Lateral Approach to the shoulder
- Lateral Approach to the shoulder provides limited access to the head and surgical neck of the humerus.
- Lateral Approach to the shoulder is used for:
- Open reduction and internal fixation (ORIF) of the proximal humerus fractures.
- Open reduction and internal fixation of displaced fractures of the greater tuberosity of the humerus.
- Removal of calcific deposits from the subacromial bursa
- Repair of the supraspinatus tendon
- Rotator cuff repair
- Debridement of the subacromial space
- Lateral Approach to the shoulder is done in a supine position, with a bump or roll placed under the spine or ipsilateral scapula.
- Elevation of the head of the table reduces venous pressure in the operative field.
- Alternatively, a ‘beach chair’ positioning adaptor may be used depending on surgeon preference.
- The operative arm should be at the edge of the table to allow greatest manipulation of the extremity.
- Landmark:
- The acromion bone.
- Incision:
- A 5-cm longitudinal incision is made from the tip of the acromion down the lateral aspect of the arm.
- There is no true internervous plane in Lateral Approach to the shoulder (deltoid is split in line with its fibers).
- Deltoid muscle is split in the line with its fibers no more than 5 cm distal to the lateral edge of acromion (to protect the axillary nerve).
- A stay suture is placed at the inferior apex of the split to prevent propagation of the split.
- Subacromial bursa lies directly deep to the deltoid muscle and can be excised to reveal the underlying rotator cuff insertion and proximal humerus.

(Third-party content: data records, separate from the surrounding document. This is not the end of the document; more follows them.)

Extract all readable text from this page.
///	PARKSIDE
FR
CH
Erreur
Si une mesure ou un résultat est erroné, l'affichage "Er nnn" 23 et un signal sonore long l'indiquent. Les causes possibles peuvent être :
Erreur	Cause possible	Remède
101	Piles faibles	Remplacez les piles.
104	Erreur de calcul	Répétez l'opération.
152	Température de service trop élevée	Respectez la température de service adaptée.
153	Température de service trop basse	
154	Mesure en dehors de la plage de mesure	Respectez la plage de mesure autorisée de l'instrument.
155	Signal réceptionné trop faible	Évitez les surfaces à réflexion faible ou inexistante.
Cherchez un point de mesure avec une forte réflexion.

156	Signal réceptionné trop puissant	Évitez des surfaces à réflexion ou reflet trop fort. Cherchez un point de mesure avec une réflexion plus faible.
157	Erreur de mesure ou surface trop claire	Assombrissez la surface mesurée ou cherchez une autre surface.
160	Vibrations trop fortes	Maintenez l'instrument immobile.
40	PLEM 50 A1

- Lateral Approach to the shoulder is not a classically extensile approach, because it is limited distally
by the traverse of the axillary nerve over the deep surface of the deltoid muscle. - Proximal Extension:
- Extend the incision superiorly and medially across the acromion and parallel to the upper margin of the spine of the scapula, about 1 cm above it along the lateral two thirds of the scapular spine.
- Incise the trapezius muscle and retract it superiorly.

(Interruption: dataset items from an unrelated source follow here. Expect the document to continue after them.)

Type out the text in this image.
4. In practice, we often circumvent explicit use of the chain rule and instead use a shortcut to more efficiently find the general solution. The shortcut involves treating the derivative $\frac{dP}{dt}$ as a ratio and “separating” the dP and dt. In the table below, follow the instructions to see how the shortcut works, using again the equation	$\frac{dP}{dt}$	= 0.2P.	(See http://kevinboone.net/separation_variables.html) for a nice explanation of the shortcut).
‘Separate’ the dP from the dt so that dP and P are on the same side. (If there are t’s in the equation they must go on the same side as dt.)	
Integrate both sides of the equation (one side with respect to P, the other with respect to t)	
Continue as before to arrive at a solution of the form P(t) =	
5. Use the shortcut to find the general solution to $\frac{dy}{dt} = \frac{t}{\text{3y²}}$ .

- Incise the fascia overlying the supraspinatus.
- Split the acromion in the line of the skin incision, using an osteotome (reconstruct the acromion during closure ).
- Distal extension:
- it is possible by utilizing a separate deltoid split distal to the axillary nerve.
- Axillary nerve
- leaves posterior aspect of axilla by traversing quadrilateral space (teres minor, teres major, long head of triceps, medial border of humerus).

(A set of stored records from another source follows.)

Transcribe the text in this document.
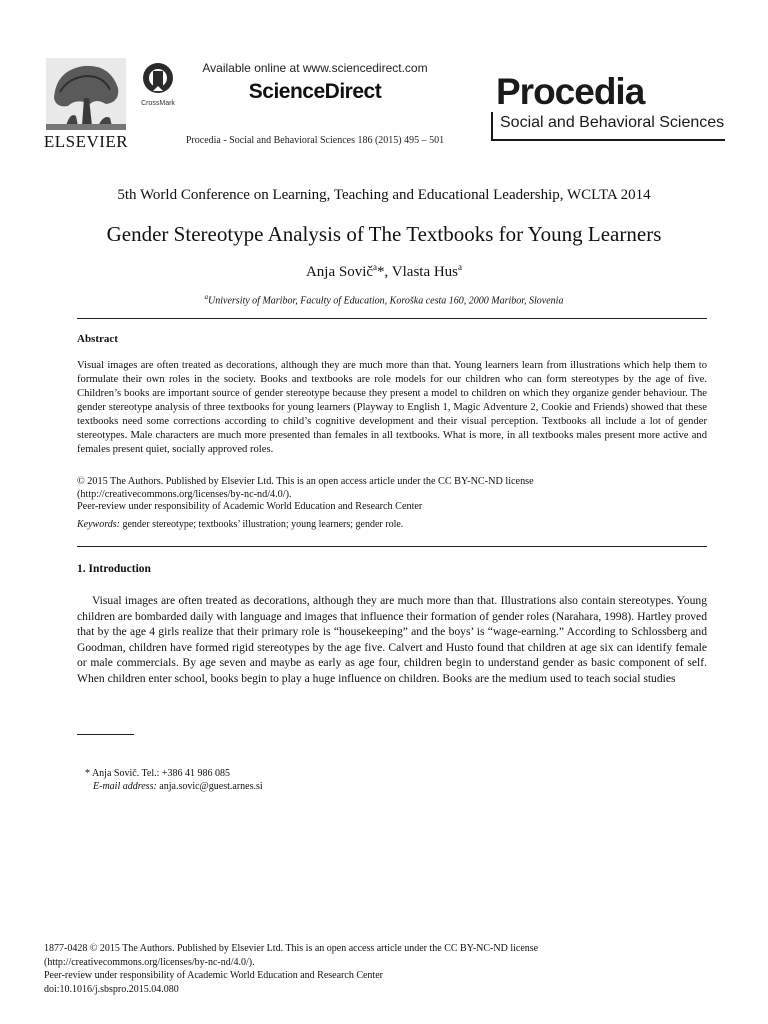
ELSEVIER
CrossMark
Available online at www.sciencedirect.com
ScienceDirect
Procedia - Social and Behavioral Sciences 186 (2015) 495 – 501
Procedia
Social and Behavioral Sciences
5th World Conference on Learning, Teaching and Educational Leadership, WCLTA 2014
Gender Stereotype Analysis of The Textbooks for Young Learners
Anja Sovič$^a$*, Vlasta Hus$^a$
$^a$University of Maribor, Faculty of Education, Koroška cesta 160, 2000 Maribor, Slovenia
Abstract
Visual images are often treated as decorations, although they are much more than that. Young learners learn from illustrations which help them to formulate their own roles in the society. Books and textbooks are role models for our children who can form stereotypes by the age of five. Children’s books are important source of gender stereotype because they present a model to children on which they organize gender behaviour. The gender stereotype analysis of three textbooks for young learners (Playway to English 1, Magic Adventure 2, Cookie and Friends) showed that these textbooks need some corrections according to child’s cognitive development and their visual perception. Textbooks all include a lot of gender stereotypes. Male characters are much more presented than females in all textbooks. What is more, in all textbooks males present more active and females present quiet, socially approved roles.
© 2015 The Authors. Published by Elsevier Ltd. This is an open access article under the CC BY-NC-ND license
(http://creativecommons.org/licenses/by-nc-nd/4.0/).
Peer-review under responsibility of Academic World Education and Research Center
Keywords: gender stereotype; textbooks’ illustration; young learners; gender role.
1. Introduction
Visual images are often treated as decorations, although they are much more than that. Illustrations also contain stereotypes. Young children are bombarded daily with language and images that influence their formation of gender roles (Narahara, 1998). Hartley proved that by the age 4 girls realize that their primary role is “housekeeping” and the boys’ is “wage-earning.” According to Schlossberg and Goodman, children have formed rigid stereotypes by the age five. Calvert and Husto found that children at age six can identify female or male commercials. By age seven and maybe as early as age four, children begin to understand gender as basic component of self. When children enter school, books begin to play a huge influence on children. Books are the medium used to teach social studies
* Anja Sovič. Tel.: +386 41 986 085
E-mail address: anja.sovic@guest.arnes.si
1877-0428 © 2015 The Authors. Published by Elsevier Ltd. This is an open access article under the CC BY-NC-ND license
(http://creativecommons.org/licenses/by-nc-nd/4.0/).
Peer-review under responsibility of Academic World Education and Research Center
doi:10.1016/j.sbspro.2015.04.080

- it travels around the humerus coursing anteriorly and laterally to enter and innervate the deltoid via its deep surface.
- at this point, it runs transversely 5-7 cm distal to the edge of the acromion from posterior to anterior
- cannot extend split further due to risk to denervation of anterior deltoid.
- need to make a second incision distally in order to provide a safe “second window” if distal extension is needed (generally for fractures).